I removed and tested thermostat in boiling water and it didn't open so replaced it. The old one was stamped 82 degrees so ordered the same from Elsie Parts.
Since refitting the thermostat and refilling cooling system the temp gauge refuses to budge further the about a millimetre off the cold end of the scale, even after several miles. The top house is warm to touch, bottom hose is cool.
I'm concerned the cooling system may be blocked and the engine is actually still overheating and we all know what happens to a K series if you cook it.
Has anyone experienced anything similar?
Thanks in advance
I removed and tested thermostat in boiling water and it didn't open so replaced it. The old one was stamped 82 degrees so ordered the same from Elsie Parts.
Since refitting the thermostat and refilling cooling system the temp gauge refuses to budge further the about a millimetre off the cold end of the scale, even after several miles. The top house is warm to touch, bottom hose is cool.
I'm concerned the cooling system may be blocked and the engine is actually still overheating and we all know what happens to a K series if you cook it.

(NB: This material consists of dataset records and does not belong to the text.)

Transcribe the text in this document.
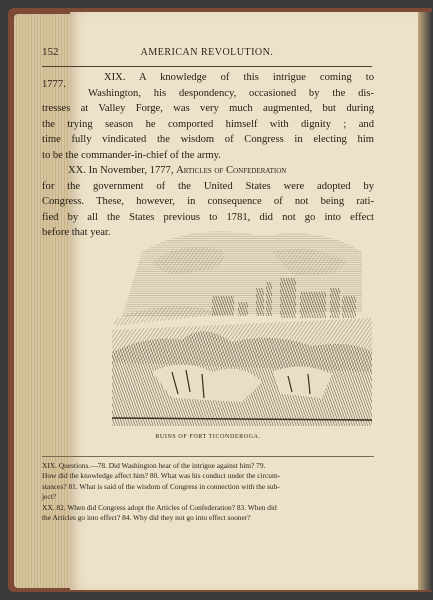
152	AMERICAN REVOLUTION.
1777.
XIX. A knowledge of this intrigue coming to
Washington, his despondency, occasioned by the dis-
tresses at Valley Forge, was very much augmented, but during
the trying season he comported himself with dignity ; and
time fully vindicated the wisdom of Congress in electing him
to be the commander-in-chief of the army.
XX. In November, 1777, Articles of Confederation
for the government of the United States were adopted by
Congress. These, however, in consequence of not being rati-
fied by all the States previous to 1781, did not go into effect
before that year.
RUINS OF FORT TICONDEROGA.
XIX. Questions.—78. Did Washington hear of the intrigue against him? 79.
How did the knowledge affect him? 80. What was his conduct under the circum-
stances? 81. What is said of the wisdom of Congress in connection with the sub-
ject?
XX. 82. When did Congress adopt the Articles of Confederation? 83. When did
the Articles go into effect? 84. Why did they not go into effect sooner?
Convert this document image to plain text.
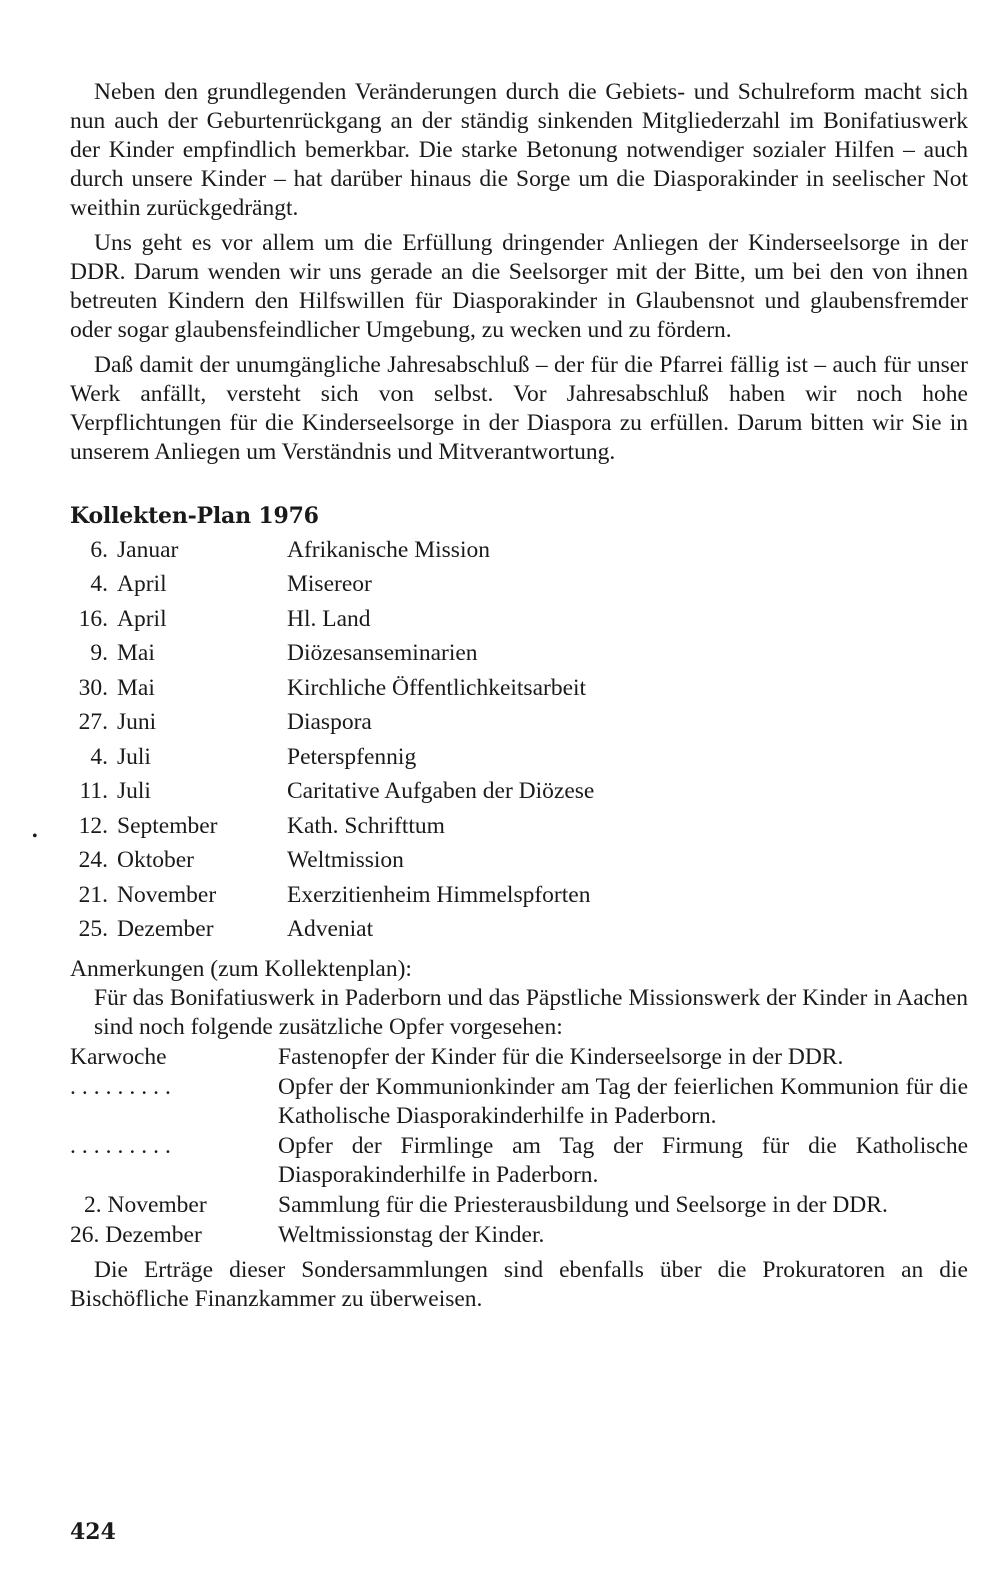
Neben den grundlegenden Veränderungen durch die Gebiets- und Schulreform macht sich nun auch der Geburtenrückgang an der ständig sinkenden Mitgliederzahl im Bonifatiuswerk der Kinder empfindlich bemerkbar. Die starke Betonung notwendiger sozialer Hilfen – auch durch unsere Kinder – hat darüber hinaus die Sorge um die Diasporakinder in seelischer Not weithin zurückgedrängt.

Uns geht es vor allem um die Erfüllung dringender Anliegen der Kinderseelsorge in der DDR. Darum wenden wir uns gerade an die Seelsorger mit der Bitte, um bei den von ihnen betreuten Kindern den Hilfswillen für Diasporakinder in Glaubensnot und glaubensfremder oder sogar glaubensfeindlicher Umgebung, zu wecken und zu fördern.

Daß damit der unumgängliche Jahresabschluß – der für die Pfarrei fällig ist – auch für unser Werk anfällt, versteht sich von selbst. Vor Jahresabschluß haben wir noch hohe Verpflichtungen für die Kinderseelsorge in der Diaspora zu erfüllen. Darum bitten wir Sie in unserem Anliegen um Verständnis und Mitverantwortung.

Kollekten-Plan 1976
6. Januar	Afrikanische Mission
4. April	Misereor
16. April	Hl. Land
9. Mai	Diözesanseminarien
30. Mai	Kirchliche Öffentlichkeitsarbeit
27. Juni	Diaspora
4. Juli	Peterspfennig
11. Juli	Caritative Aufgaben der Diözese
12. September	Kath. Schrifttum
24. Oktober	Weltmission
21. November	Exerzitienheim Himmelspforten
25. Dezember	Adveniat
Anmerkungen (zum Kollektenplan):
Für das Bonifatiuswerk in Paderborn und das Päpstliche Missionswerk der Kinder in Aachen sind noch folgende zusätzliche Opfer vorgesehen:
Karwoche	Fastenopfer der Kinder für die Kinderseelsorge in der DDR.
.........	Opfer der Kommunionkinder am Tag der feierlichen Kommunion für die Katholische Diasporakinderhilfe in Paderborn.
.........	Opfer der Firmlinge am Tag der Firmung für die Katholische Diasporakinderhilfe in Paderborn.
2. November	Sammlung für die Priesterausbildung und Seelsorge in der DDR.
26. Dezember	Weltmissionstag der Kinder.

Die Erträge dieser Sondersammlungen sind ebenfalls über die Prokuratoren an die Bischöfliche Finanzkammer zu überweisen.

•
424
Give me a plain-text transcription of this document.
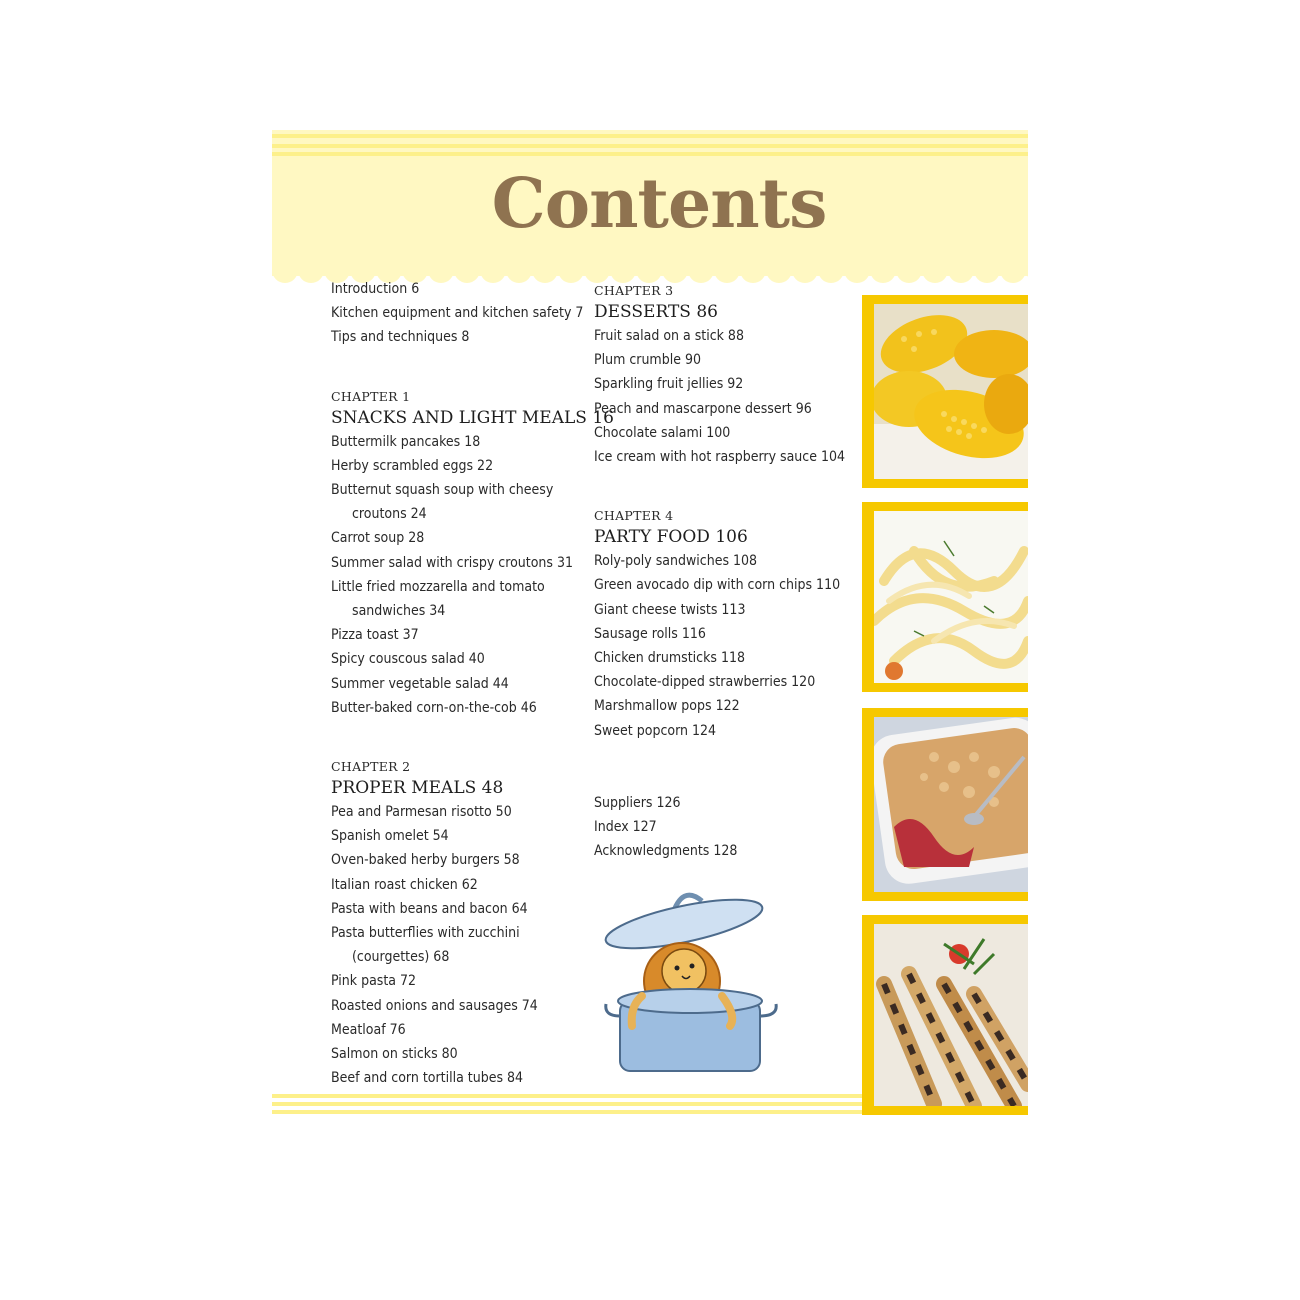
Contents
Introduction 6
Kitchen equipment and kitchen safety 7
Tips and techniques 8
CHAPTER 1
SNACKS AND LIGHT MEALS 16
Buttermilk pancakes 18
Herby scrambled eggs 22
Butternut squash soup with cheesy
croutons 24
Carrot soup 28
Summer salad with crispy croutons 31
Little fried mozzarella and tomato
sandwiches 34
Pizza toast 37
Spicy couscous salad 40
Summer vegetable salad 44
Butter-baked corn-on-the-cob 46
CHAPTER 2
PROPER MEALS 48
Pea and Parmesan risotto 50
Spanish omelet 54
Oven-baked herby burgers 58
Italian roast chicken 62
Pasta with beans and bacon 64
Pasta butterflies with zucchini
(courgettes) 68
Pink pasta 72
Roasted onions and sausages 74
Meatloaf 76
Salmon on sticks 80
Beef and corn tortilla tubes 84
CHAPTER 3
DESSERTS 86
Fruit salad on a stick 88
Plum crumble 90
Sparkling fruit jellies 92
Peach and mascarpone dessert 96
Chocolate salami 100
Ice cream with hot raspberry sauce 104
CHAPTER 4
PARTY FOOD 106
Roly-poly sandwiches 108
Green avocado dip with corn chips 110
Giant cheese twists 113
Sausage rolls 116
Chicken drumsticks 118
Chocolate-dipped strawberries 120
Marshmallow pops 122
Sweet popcorn 124
Suppliers 126
Index 127
Acknowledgments 128
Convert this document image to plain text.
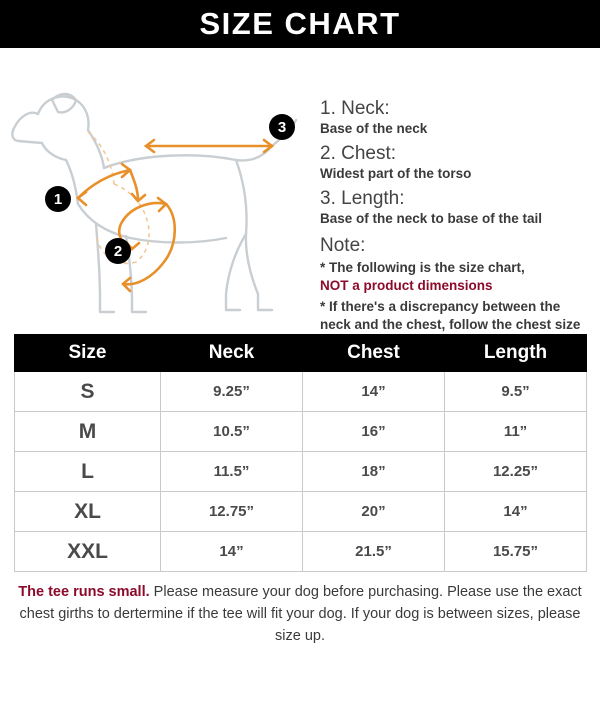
SIZE CHART
1
2
3
1. Neck:
Base of the neck
2. Chest:
Widest part of the torso
3. Length:
Base of the neck to base of the tail
Note:
* The following is the size chart,
NOT a product dimensions
* If there's a discrepancy between the neck and the chest, follow the chest size
Size	Neck	Chest	Length
S	9.25”	14”	9.5”
M	10.5”	16”	11”
L	11.5”	18”	12.25”
XL	12.75”	20”	14”
XXL	14”	21.5”	15.75”
The tee runs small. Please measure your dog before purchasing. Please use the exact chest girths to dertermine if the tee will fit your dog. If your dog is between sizes, please size up.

Has anyone experienced anything similar?
Thanks in advance
Check the gauge operation by removing the wire from the sender and breaching it to earth. If you know the gauge is OK, then check the spade connector on the water rail , these are known to come loose and give an intermittent reading.
If that is sound, warm the coolant rail area with a heat gun (carefully) to see if the gauge moves; if it does then no coolant is getting to the sender so a bleed / top up at the heater hose would be a good thing. If it doesnt then suspect the sender.
Oily
If that is sound, warm the coolant rail area with a heat gun (carefully) to see if the gauge moves; if it does then no coolant is getting to the sender so a bleed / top up at the heater hose would be a good thing. If it doesnt then suspect the sender.
Oily
Bleed the cooling system with the nose of the car as high in the air as possible: the top hose/bleed screw on the radiator needs to be the highest point.
Run the car with the bleed screw open, header tank cap off and heater (if fitted) on full hot - hopefully that will get rid of any air locks.
Run the car with the bleed screw open, header tank cap off and heater (if fitted) on full hot - hopefully that will get rid of any air locks.